Ja, 't doet pijn — maar 't moet. Breken wil ik dus, omdat de koele rede 't wil, niet omdat mijn hart me zegt dat ik daarmeê goed doe. Haar nooit meer zien? Dat is romantisch. Neen, 'k wil dat heel modern opvatten en zeer mannelijk, misschien weinig poëtisch in zekere opzichten. 'k Zal haar nu en dan nog eens zien, echter niet meer bepaald met haar afspreken. 'k Heb thans 21/2 maanden slechts voor Haar geleefd; thans ga ik dat een maand lang bezuren door slafelijk werk te verrichten, dat mijn schulden moet helpen delgen. En dàn, Gust! dan de Kunst alleen — en van tijd tot tijd een wijf, maar geen hoer. —
O, foei, ik gruw voor mezelf, — ben ik reeds zoo ontrouw?

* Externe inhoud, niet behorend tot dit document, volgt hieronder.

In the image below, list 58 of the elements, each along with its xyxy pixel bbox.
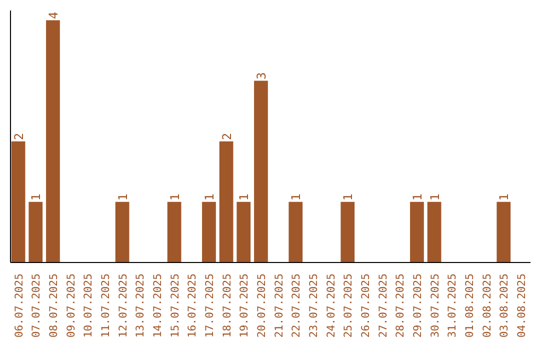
bar (496, 202, 511, 262)
x-tick-label: 12.07.2025 (116, 274, 130, 338)
x-tick-label: 27.07.2025 (376, 274, 390, 338)
bar (254, 80, 268, 262)
bar (219, 141, 234, 262)
x-tick-label: 08.07.2025 (46, 274, 60, 338)
data-label: 2 (220, 132, 234, 140)
x-tick-label: 31.07.2025 (446, 274, 459, 338)
bar (288, 202, 303, 262)
bar (28, 202, 43, 262)
x-tick-label: 14.07.2025 (150, 274, 164, 338)
data-label: 4 (46, 12, 60, 19)
x-tick-label: 20.07.2025 (254, 274, 268, 338)
x-tick-label: 16.07.2025 (186, 274, 199, 338)
x-tick-label: 22.07.2025 (290, 274, 303, 338)
data-label: 1 (237, 193, 252, 201)
bar (11, 141, 26, 262)
x-tick-label: 03.08.2025 (498, 274, 511, 338)
x-tick-label: 28.07.2025 (394, 274, 407, 338)
data-label: 1 (168, 193, 182, 201)
x-tick-label: 04.08.2025 (514, 274, 528, 338)
x-tick-label: 23.07.2025 (306, 274, 320, 338)
data-label: 1 (341, 193, 356, 201)
x-tick-label: 15.07.2025 (168, 274, 182, 338)
x-tick-label: 01.08.2025 (462, 274, 476, 338)
bar (236, 202, 251, 262)
x-tick-label: 02.08.2025 (480, 274, 494, 338)
data-label: 1 (202, 193, 216, 201)
x-tick-label: 06.07.2025 (12, 274, 26, 338)
x-tick-label: 21.07.2025 (272, 274, 286, 338)
bar (427, 202, 442, 262)
bar (202, 202, 216, 262)
bar (410, 202, 424, 262)
data-label: 1 (116, 193, 130, 201)
x-tick-label: 26.07.2025 (358, 274, 372, 338)
bar (167, 202, 182, 262)
x-tick-label: 10.07.2025 (82, 274, 95, 338)
data-label: 1 (428, 193, 442, 201)
x-tick-label: 11.07.2025 (98, 274, 112, 338)
x-tick-label: 24.07.2025 (324, 274, 338, 338)
x-tick-label: 25.07.2025 (342, 274, 355, 338)
data-label: 1 (497, 193, 512, 201)
data-label: 3 (254, 72, 268, 80)
bar (340, 202, 355, 262)
x-tick-label: 29.07.2025 (410, 274, 424, 338)
x-tick-label: 13.07.2025 (134, 274, 147, 338)
x-tick-label: 09.07.2025 (64, 274, 78, 338)
x-tick-label: 19.07.2025 (238, 274, 251, 338)
bar (46, 20, 60, 262)
data-label: 1 (410, 193, 424, 201)
x-tick-label: 30.07.2025 (428, 274, 442, 338)
data-label: 2 (12, 132, 26, 140)
data-label: 1 (289, 193, 304, 201)
bar (115, 202, 130, 262)
x-tick-label: 17.07.2025 (202, 274, 216, 338)
x-tick-label: 07.07.2025 (30, 274, 43, 338)
data-label: 1 (29, 193, 44, 201)
x-tick-label: 18.07.2025 (220, 274, 234, 338)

En dezen nacht zwoer ik nog, toen ze me vroeg: "Bist du mein Liebchen? Bist du mein Männchen? Ja?" (zij bijten elkaar de lippen stuk), ik zwoer dat ik haar geheel toebehoorde!...
Maar 'k wil niet meer zwak wezen. Betrouw op me, Gust. En toch zou uw steun me zoo te stade komen! Ik kan hier aan niemand mijn zieltje uitstorten. En als ik u schrijf, vindt gij immer dat ik te veel schrijf.
En er steekt toch zoo weinig in al mijn gekrabbel.
Veel schuim en weinig nat! Ach, leefden we samen! Wat een ongedroomd Eden! Wat een studie, wat een genieten! ... maar we zouden als moraal bovenaan het reglement van inwendige orde moeten schrijven: "vrouwen uit Gods tempel,... na 3 dagen gebruik."
Foei!
Zeer goed, uw nieuws
v[an] Theater.
[4] Laroche weet het al. Ik ga bij
Pol d[e ]M[ont] en
Franck.
Annotations
[1] De Bom, Een hoofdstuk uit den roman van den Does? L.Tarara! (Antwerpen, L. dela Montagne, 1890.
[2] Omstreeks de jaren negentig ontstond een ware Ibsen-rage.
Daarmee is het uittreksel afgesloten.